As libraries explore large language models (LLMs) for use in virtual reference services, a key question arises: Can LLMs serve all users equitably, regardless of demographics or social status? While they offer great potential for scalable support, LLMs may also reproduce societal biases embedded in their training data, risking the integrity of libraries' commitment to equitable service. To address this concern, we evaluate whether LLMs differentiate responses across user identities by prompting six state-of-the-art LLMs to assist patrons differing in sex, race/ethnicity, and institutional role. We find no evidence of differentiation by race or ethnicity, and only minor evidence of stereotypical bias against women in one model. LLMs demonstrate nuanced accommodation of institutional roles through the use of linguistic choices related to formality, politeness, and domain-specific vocabularies, reflecting professional norms rather than discriminatory treatment. These findings suggest that current LLMs show a promising degree of readiness to support equitable and contextually appropriate communication in academic library reference services.

Paper Structure

This paper contains 12 sections, 5 figures, 14 tables.

Figures (5)

  • Figure 1: Summary of classification performance across six LLMs and three demographic dimensions. Bars indicate classification margins above random chance for each diagnostic classifier: logistic regression (LogReg), MLP, and XGBoost). Margins are calculated as classification accuracy minus chance level, where chance levels are 16.7% for race/ethnicity (6 groups), 50.0% for sex (2 groups), and 16.7% for patron type (6 groups).

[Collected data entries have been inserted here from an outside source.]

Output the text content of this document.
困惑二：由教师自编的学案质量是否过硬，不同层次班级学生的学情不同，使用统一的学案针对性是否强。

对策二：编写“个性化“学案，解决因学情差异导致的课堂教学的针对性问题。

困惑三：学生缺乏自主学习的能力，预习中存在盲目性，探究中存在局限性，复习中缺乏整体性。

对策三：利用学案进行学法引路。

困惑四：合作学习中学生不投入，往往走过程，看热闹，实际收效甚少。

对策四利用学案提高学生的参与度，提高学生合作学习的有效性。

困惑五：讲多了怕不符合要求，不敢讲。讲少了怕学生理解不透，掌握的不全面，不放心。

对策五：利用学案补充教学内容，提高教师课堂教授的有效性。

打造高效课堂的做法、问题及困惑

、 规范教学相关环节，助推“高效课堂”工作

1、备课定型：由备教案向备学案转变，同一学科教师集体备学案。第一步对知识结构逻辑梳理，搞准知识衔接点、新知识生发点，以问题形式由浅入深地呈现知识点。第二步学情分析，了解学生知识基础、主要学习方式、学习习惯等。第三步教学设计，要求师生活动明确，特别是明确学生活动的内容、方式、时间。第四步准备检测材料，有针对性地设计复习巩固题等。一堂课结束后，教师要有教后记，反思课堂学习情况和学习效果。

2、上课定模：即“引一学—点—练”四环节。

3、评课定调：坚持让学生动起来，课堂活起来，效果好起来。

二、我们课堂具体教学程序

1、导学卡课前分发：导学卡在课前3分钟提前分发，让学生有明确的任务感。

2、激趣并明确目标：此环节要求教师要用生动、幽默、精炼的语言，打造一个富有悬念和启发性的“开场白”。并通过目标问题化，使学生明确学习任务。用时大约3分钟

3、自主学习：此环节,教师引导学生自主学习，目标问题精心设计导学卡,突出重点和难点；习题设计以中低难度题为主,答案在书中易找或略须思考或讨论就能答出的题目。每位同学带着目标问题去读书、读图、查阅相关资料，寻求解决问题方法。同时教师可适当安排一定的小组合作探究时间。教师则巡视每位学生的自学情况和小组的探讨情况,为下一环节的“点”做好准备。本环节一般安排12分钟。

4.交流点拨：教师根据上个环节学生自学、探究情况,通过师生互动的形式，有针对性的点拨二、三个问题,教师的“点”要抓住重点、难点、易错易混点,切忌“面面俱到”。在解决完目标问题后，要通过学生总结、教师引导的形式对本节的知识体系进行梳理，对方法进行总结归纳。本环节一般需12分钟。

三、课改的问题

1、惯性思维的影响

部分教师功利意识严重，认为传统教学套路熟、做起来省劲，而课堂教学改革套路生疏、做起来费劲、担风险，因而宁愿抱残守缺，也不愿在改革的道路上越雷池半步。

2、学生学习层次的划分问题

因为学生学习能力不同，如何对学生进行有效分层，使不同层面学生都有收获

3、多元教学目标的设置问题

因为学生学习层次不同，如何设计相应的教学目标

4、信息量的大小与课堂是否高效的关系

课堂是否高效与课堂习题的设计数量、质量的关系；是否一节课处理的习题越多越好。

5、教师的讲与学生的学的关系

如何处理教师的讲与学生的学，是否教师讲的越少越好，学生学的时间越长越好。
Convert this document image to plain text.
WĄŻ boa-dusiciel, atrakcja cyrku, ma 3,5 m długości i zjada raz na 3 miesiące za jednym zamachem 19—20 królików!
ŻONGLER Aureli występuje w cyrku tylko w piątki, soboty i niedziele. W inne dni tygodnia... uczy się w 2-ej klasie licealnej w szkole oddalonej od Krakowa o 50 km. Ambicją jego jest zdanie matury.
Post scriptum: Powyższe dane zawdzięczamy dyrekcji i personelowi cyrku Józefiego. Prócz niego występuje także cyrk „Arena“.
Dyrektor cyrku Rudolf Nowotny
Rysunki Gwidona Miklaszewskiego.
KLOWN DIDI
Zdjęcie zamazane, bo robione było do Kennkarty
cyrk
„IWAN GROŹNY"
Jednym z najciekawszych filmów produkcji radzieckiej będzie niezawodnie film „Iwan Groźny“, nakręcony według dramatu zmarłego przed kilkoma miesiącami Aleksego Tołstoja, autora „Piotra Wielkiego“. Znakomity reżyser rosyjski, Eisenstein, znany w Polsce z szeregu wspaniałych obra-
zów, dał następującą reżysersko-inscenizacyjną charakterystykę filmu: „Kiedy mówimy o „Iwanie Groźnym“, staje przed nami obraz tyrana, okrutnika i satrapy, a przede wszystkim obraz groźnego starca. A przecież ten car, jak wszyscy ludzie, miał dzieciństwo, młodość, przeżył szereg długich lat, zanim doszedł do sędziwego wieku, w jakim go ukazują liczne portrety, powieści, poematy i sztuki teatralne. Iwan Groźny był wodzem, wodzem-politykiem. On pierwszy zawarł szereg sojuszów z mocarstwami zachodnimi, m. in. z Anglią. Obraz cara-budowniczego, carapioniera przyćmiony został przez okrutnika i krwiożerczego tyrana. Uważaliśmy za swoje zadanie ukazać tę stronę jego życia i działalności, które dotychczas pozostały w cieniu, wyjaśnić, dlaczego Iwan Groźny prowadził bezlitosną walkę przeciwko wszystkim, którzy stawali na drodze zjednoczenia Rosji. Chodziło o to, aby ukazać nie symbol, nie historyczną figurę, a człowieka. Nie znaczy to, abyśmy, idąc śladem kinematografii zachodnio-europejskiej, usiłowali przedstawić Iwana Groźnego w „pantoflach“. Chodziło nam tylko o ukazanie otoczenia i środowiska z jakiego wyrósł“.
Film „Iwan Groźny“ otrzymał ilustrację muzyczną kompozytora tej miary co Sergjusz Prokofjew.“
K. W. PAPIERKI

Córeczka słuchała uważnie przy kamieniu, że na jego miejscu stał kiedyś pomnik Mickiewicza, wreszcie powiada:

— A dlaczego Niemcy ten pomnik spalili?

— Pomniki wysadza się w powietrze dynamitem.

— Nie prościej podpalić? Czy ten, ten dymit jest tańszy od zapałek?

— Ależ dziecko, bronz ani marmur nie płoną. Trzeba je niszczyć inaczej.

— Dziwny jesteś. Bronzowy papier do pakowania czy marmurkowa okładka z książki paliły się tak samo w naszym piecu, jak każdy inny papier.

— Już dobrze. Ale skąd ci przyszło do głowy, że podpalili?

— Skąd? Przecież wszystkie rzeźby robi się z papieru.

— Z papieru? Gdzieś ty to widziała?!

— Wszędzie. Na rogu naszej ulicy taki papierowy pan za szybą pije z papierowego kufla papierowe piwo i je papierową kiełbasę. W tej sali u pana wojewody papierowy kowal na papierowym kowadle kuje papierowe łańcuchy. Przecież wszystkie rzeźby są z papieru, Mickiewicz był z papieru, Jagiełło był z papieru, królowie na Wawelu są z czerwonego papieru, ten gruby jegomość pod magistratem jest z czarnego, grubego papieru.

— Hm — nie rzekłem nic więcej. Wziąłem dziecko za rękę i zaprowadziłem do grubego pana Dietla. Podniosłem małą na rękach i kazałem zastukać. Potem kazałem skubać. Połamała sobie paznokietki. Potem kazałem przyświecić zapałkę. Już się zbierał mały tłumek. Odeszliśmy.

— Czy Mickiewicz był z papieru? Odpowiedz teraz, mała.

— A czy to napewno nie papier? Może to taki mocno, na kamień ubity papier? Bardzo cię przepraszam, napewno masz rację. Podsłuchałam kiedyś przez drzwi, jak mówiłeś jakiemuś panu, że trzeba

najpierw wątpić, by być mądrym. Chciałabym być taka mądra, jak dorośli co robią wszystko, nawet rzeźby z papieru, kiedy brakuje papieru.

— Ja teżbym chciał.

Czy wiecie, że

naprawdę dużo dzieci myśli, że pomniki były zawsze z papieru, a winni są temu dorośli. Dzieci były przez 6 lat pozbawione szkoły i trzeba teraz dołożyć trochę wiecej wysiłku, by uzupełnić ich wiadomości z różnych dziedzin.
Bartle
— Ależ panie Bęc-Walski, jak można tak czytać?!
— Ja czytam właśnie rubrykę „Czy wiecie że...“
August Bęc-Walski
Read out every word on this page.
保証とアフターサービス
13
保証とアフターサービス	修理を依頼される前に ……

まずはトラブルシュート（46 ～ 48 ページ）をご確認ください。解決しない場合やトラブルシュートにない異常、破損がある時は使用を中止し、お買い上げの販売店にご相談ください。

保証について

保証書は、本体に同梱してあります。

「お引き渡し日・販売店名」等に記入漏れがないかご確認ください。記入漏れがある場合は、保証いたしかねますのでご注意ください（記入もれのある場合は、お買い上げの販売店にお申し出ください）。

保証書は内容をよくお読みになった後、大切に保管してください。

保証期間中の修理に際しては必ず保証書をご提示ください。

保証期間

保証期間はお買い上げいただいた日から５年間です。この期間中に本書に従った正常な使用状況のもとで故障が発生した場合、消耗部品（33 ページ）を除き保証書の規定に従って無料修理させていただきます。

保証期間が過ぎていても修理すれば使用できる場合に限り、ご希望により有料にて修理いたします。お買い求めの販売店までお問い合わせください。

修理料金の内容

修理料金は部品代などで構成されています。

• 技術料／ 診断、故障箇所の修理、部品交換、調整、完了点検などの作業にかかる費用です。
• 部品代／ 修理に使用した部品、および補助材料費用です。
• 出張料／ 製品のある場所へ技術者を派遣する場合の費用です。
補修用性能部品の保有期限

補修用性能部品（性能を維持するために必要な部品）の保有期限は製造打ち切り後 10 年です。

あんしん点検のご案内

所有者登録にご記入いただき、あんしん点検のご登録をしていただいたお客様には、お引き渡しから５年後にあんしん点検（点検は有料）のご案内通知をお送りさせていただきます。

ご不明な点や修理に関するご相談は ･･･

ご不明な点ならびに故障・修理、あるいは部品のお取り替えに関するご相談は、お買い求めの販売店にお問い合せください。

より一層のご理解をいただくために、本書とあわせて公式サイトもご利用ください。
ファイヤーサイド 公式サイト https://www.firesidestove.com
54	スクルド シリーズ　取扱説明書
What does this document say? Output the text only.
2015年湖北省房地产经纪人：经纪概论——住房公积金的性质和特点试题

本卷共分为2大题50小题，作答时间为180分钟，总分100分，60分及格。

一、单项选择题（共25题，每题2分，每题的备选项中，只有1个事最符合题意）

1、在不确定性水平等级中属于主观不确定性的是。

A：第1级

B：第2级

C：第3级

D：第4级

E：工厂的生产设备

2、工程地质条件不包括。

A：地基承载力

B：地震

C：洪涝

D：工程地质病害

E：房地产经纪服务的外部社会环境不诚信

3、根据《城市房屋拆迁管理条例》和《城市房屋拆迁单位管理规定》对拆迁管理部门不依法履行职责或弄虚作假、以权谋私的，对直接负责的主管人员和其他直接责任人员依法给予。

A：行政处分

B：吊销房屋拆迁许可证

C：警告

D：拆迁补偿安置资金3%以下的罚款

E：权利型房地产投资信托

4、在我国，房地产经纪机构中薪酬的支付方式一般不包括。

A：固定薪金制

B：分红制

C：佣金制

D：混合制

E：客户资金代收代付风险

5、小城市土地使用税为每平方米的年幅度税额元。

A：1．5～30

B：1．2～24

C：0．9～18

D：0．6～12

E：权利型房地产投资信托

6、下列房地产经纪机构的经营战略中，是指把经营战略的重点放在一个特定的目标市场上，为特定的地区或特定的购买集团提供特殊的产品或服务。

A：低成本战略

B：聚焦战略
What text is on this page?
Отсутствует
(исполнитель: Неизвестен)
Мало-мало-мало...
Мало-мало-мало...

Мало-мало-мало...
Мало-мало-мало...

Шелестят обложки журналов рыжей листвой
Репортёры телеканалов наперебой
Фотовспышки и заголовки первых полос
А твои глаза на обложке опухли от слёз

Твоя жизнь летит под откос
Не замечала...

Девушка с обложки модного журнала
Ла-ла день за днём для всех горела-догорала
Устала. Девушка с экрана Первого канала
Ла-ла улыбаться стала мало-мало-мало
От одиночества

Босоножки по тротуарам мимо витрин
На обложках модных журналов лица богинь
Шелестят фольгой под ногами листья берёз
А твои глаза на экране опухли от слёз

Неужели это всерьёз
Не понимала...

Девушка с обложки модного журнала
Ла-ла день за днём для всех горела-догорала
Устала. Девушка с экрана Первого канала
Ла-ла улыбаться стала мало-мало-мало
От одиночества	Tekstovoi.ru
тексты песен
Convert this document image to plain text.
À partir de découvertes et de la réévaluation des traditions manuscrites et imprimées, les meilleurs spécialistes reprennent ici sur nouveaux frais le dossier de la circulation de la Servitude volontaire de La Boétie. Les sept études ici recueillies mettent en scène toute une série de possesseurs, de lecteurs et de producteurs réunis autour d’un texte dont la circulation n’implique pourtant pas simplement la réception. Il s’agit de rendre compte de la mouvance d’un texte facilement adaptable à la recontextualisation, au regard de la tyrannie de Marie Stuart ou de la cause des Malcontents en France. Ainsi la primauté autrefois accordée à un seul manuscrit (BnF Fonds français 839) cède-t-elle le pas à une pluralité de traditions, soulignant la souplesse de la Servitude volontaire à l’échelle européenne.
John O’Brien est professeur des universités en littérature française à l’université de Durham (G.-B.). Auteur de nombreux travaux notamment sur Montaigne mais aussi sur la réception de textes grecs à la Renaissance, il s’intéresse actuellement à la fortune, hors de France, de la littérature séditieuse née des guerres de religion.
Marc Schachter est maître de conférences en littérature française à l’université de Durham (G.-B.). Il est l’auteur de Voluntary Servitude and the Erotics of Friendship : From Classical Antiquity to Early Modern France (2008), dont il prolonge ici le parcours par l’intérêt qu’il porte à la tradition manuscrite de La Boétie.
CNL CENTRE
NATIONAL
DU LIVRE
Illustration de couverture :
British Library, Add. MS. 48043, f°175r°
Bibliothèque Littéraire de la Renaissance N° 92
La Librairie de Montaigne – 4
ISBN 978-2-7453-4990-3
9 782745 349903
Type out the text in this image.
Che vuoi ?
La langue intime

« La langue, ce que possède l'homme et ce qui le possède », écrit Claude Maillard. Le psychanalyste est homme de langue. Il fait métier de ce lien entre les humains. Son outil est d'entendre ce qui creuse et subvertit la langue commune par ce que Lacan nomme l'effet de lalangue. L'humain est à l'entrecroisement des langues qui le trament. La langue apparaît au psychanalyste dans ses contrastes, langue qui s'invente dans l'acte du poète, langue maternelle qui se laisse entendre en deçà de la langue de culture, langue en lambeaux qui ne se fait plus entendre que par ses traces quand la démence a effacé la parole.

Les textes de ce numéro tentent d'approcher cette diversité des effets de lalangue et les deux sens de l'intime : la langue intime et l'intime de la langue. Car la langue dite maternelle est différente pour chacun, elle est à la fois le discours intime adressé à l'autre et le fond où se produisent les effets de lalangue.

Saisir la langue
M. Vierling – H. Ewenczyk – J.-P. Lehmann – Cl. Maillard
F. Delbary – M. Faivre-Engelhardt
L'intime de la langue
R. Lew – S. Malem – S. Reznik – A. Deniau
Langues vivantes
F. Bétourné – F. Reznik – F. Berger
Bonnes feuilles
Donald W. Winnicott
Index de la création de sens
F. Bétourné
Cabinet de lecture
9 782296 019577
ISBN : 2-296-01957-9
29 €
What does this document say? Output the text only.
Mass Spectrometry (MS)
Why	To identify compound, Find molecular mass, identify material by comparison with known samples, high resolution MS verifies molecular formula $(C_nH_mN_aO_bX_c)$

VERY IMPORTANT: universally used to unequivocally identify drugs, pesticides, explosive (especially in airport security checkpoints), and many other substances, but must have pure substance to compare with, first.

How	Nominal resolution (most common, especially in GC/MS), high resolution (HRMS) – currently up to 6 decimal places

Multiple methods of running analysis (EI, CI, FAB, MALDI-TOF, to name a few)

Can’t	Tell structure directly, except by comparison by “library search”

Asterisks (*) denote statistically significant deviations from chance after Bonferroni correction ($\alpha = 0.0028$).
  • Figure 2: Volcano plot visualizing the contribution of individual words to sex classification in Llama-3.1 outputs. Each point represents a word-level feature. The $x$-axis shows the coefficient from a statistical logistic regression model, and the $y$-axis shows the $-\log_{10}(p)$ value. Dashed lines mark the Bonferroni-adjusted significance threshold and magnitude requirements. The term dear (marked in red) emerged as the only significant predictor after Bonferroni correction. Additional terms (e.g., thank and research) with notable $p$-values or coefficient magnitudes that did not meet our dual criteria are also labelled.
  • Figure 3: Hierarchical clustering analysis of linguistic features discriminating patron types across LLMs. Salient words are clustered by similarity in discriminative patterns across models using Ward linkage. Dendrograms show feature relationships, with heatmaps displaying normalised coefficient magnitudes for consensus features (significant in $\geq$2 models). Darker colours indicate stronger discriminative power.
  • Figure 4: Cross-LLM variation in patron type accommodation for three key linguistic features. Each radar plot displays individual LLM coefficients for thank, dear, and research across patron types, relative to undergraduate students. Positive values indicate higher likelihood of feature usage; negative values indicate reduced usage.
  • Figure 5: Volcano plots for sex classification at temperatures 0.0 and 0.3. Each plot shows feature importance (x-axis: log-odds coefficients) versus statistical significance (y-axis: $-\log_{10}(p)$). The salutation "dear" remains the only statistically significant feature after correction across both temperature settings, consistent with findings at $T=0.7$.